The application allows us to have control over its activities, the management, and the interconnection of monitoring which takes advantage of computing power, is exceptional. That said, I would like to be able to integrate the theme of Artificial Intelligence to help review issues and to monitor and view the security issue while also suggesting and interpreting and additionally configuring solutions - basically, acting as an interpreter.

The technical team needs to exercise the pilot testing across all kinds of IT hardware and software to ensure the pilot QA testing shows the highest rate of positives while ensuring system protection. The trial version should be extended further so that QA test engineers can actually test the utilities in a real sense and can provide the maximum amount of feedback for enhancements. There needs to be an improvement in features and utilities now and then as per business demand. It needs to be customized to match market trends and demand.

CloudGuard for Application Security, like the other Check Point applications, has been presenting major latency problems when entering their administrative portal. That should be one of the priorities to take into account. They must also improve the support provided to the client and improve the documentation library. The tool fulfills the functionality very well. Hopefully, the next improvements will surprise us with something new since at present it fulfills the security expectations very well.

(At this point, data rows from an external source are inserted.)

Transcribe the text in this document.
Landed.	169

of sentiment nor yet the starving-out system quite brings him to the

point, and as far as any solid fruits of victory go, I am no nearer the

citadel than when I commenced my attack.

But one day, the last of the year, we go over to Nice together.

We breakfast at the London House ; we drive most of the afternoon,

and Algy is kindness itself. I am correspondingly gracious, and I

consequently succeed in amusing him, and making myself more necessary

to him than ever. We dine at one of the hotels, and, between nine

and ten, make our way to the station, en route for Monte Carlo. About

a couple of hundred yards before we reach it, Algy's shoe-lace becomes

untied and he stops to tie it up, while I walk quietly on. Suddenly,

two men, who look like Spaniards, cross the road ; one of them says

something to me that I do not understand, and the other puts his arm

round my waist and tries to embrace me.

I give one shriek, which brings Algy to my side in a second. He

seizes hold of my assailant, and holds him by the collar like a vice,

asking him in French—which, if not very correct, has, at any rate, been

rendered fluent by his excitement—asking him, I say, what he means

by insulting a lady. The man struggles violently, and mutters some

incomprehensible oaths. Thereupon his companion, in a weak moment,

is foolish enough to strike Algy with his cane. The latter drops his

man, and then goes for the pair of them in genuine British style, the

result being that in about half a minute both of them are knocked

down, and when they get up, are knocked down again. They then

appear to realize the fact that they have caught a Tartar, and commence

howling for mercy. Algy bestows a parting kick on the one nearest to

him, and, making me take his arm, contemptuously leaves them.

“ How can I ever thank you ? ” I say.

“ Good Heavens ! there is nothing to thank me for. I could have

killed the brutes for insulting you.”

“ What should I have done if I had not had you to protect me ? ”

Cost reduction and trial period extension should be considered with some lucrative discount offerings in buying standard versions. This will attract more and more new vendors and customers to partner and will be a win-win situation for all stakeholders involved. Also, the IT security environment is dynamic and ever-evolving, with new developmental changes every now and then. We are customizing our needs and requirements for business mindfully, and this requires a lot of effort in immersing new and advanced features to enhance customer satisfaction. Cloud Guard Application Security should attune their working and new developments in alignment with the business requirements in these changing environments.

Check Point could improve a little in the performance of the portal. Some administrations that are generated from the website take a while. There is a feeling of latency that is not always generated yet it is noticeable. On the other hand, it would be good to have more documentation for integration with Microsoft Azure, since sometimes the guides are followed, however, the objective is not achieved. Consultations must be made with the partner to help with the correct implementation.